Carillon bells in the tower of the Church of the Holy Trinity.
Carillon bells in the tower of the Church of the Holy Trinity.Read morePeter Dobrin/Staff

This article originally published in The Inquirer on Dec. 25, 2008.

There is a Christmas story that every new member of the Church of the Holy Trinity on Rittenhouse Square learns soon after joining.

It is about two friends in 1868 — a rector and his organist — and the inspiration that grew from procrastination.

Yesterday afternoon, as church volunteers arranged sprays of red flowers around the altar and children put on costumes for the Christmas pageant, the story of the carol that put the 150-year-old church on the Christmas map was recalled by members.

"It's our claim to fame," said Soozung Rankin, a member for three years, whose 10-week-old son, Robert, was about to debut as Baby Jesus in the manger tableau.

The story begins with a trip to the Holy Land by the church's vicar, the Rev. Phillips Brooks. It was 1865, and Brooks was so moved by what he saw that he penned a poem.

O little town of Bethlehem,

How still we see thee lie.

Above thy deep and dreamless sleep

The silent stars go by.

Back in Philadelphia in 1868, he asked the organist of the church, Lewis Redner, to set the lyrics to music for Christmas. Redner worked in real estate and played the organ for four churches.

Days passed, then weeks, but no music.

With just two days before the Christmas service, Brooks anxiously inquired, "Have you ground out the music yet?"

"No," Redner assured him, "but I'll have it by Sunday."

According to Redner's diary, "On Saturday night, my brain was all confused about the tune."

He went to sleep, but woke with a start, "hearing an angel-strain whispering in my ear."

Redner scribbled the treble of the tune and before the Sunday service filled in the harmony.

"The spirit descends perhaps when we're open," said the Rev. Alan Neale, the current rector of Holy Trinity.

O Little Town of Bethlehem will be sung at all the Christmas services, giving members of the Episcopal parish a particular sense of pride.

"We sing it whenever we have the opportunity," Neale said.

Neale, a native of London who has lived in the United States for 21 years, concedes that he grew up singing a different version.

The lyrics by Brooks were the same, but the music was by the British composer Ralph Vaughan Williams.

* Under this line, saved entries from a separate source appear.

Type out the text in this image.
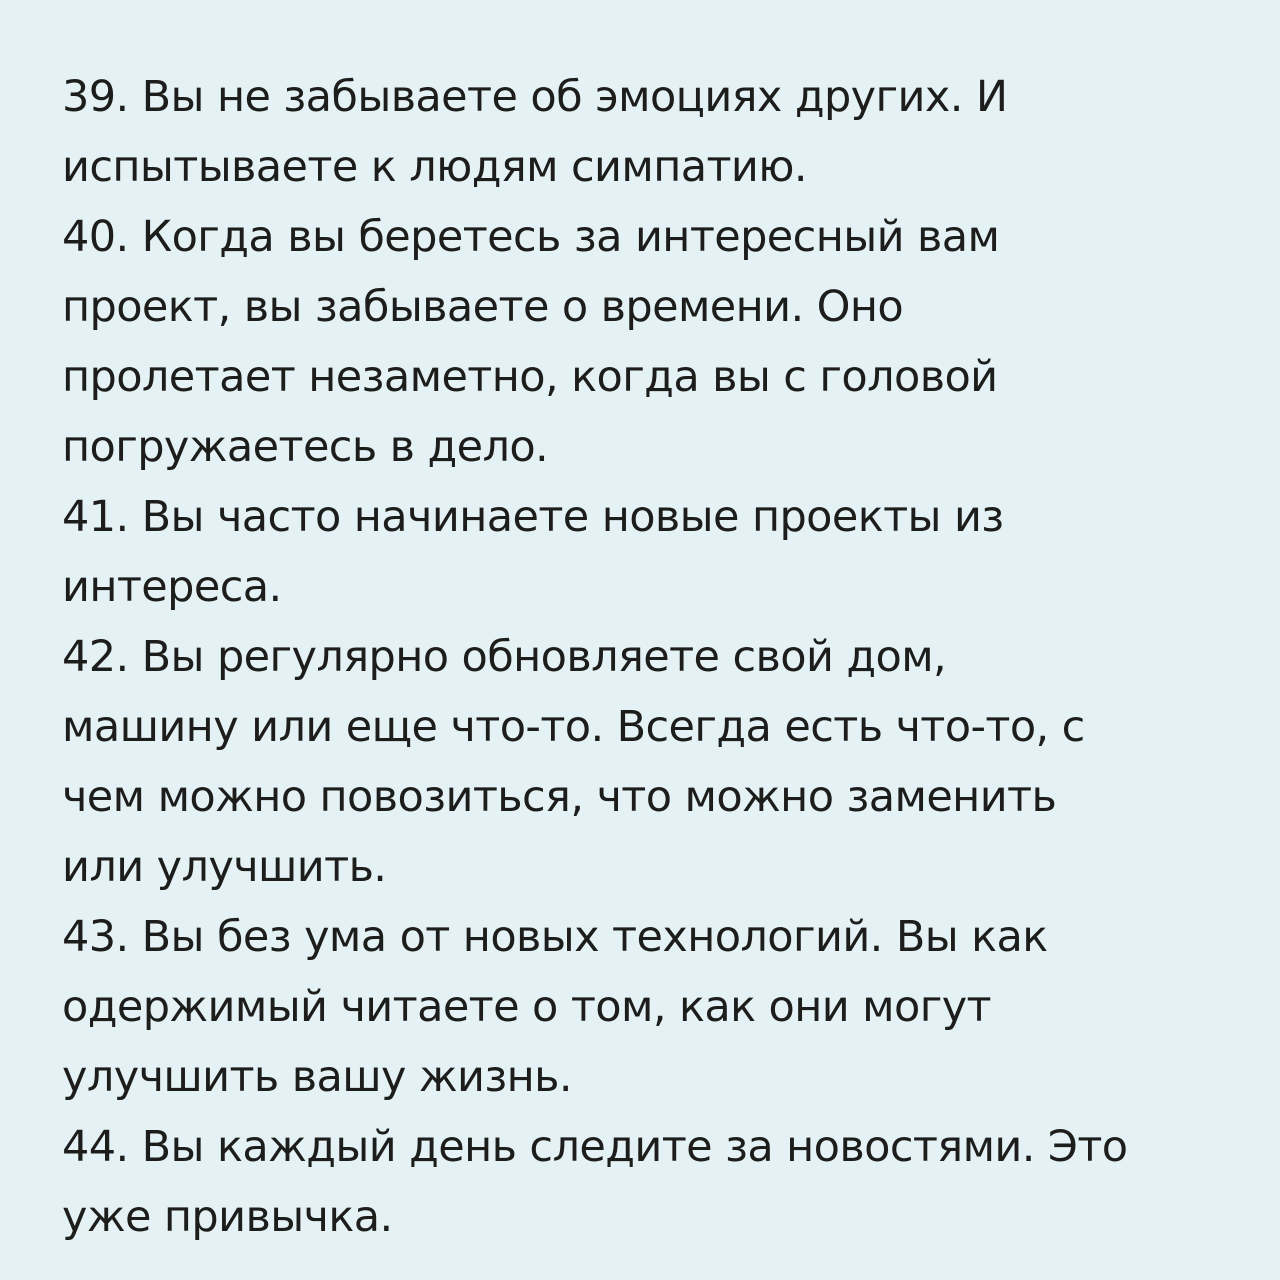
39. Вы не забываете об эмоциях других. И
испытываете к людям симпатию.
40. Когда вы беретесь за интересный вам
проект, вы забываете о времени. Оно
пролетает незаметно, когда вы с головой
погружаетесь в дело.
41. Вы часто начинаете новые проекты из
интереса.
42. Вы регулярно обновляете свой дом,
машину или еще что-то. Всегда есть что-то, с
чем можно повозиться, что можно заменить
или улучшить.
43. Вы без ума от новых технологий. Вы как
одержимый читаете о том, как они могут
улучшить вашу жизнь.
44. Вы каждый день следите за новостями. Это
уже привычка.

The British version sounds more like a formal hymn compared with the simpler, slower melody by Redner.

"I have to accept that in Britain, we sing the wrong tune," said the vicar. "During the singing of the carol, some will give me a knowing look that says, 'This is our tune.' "

Benjamin Leiby, the assistant organist for Holy Trinity, who also works as a bio-statistician at Thomas Jefferson University Hospital, said he did not know anything about the history of the song until he joined the church in 2001.

As a piece of music, he said, the song "is not the most upbeat of Christmas carols."

The lyrics speak of dark streets, dark nights, and cries of misery. "It's a little unusual," Leiby said. "I prefer the English tune, but we definitely don't do that here at all."

With the Christmas pageant approaching late yesterday afternoon, knee-high shepherds, angels and wise men were taking their places. Two dozen children posed before a triptych mural by the artist Hildrith Mier of — fittingly — the manger scene in Bethlehem.

Standing in the back of the church, Edward Weston, a 15-year member and head of Parish Life, said what he likes most about the carol are the lyrics.

"The words are gorgeous," Weston said. "It's a sermon in itself. It really works."

Brooks, he said, was an inspiring preacher. During the Civil War, he would ride by wagon from Philadelphia to the battleground around Gettysburg to minister to wounded Union and Confederate soldiers.

“Tonight, I will think not only about the song,” Weston said, “but also the man who wrote it and what an example he was.”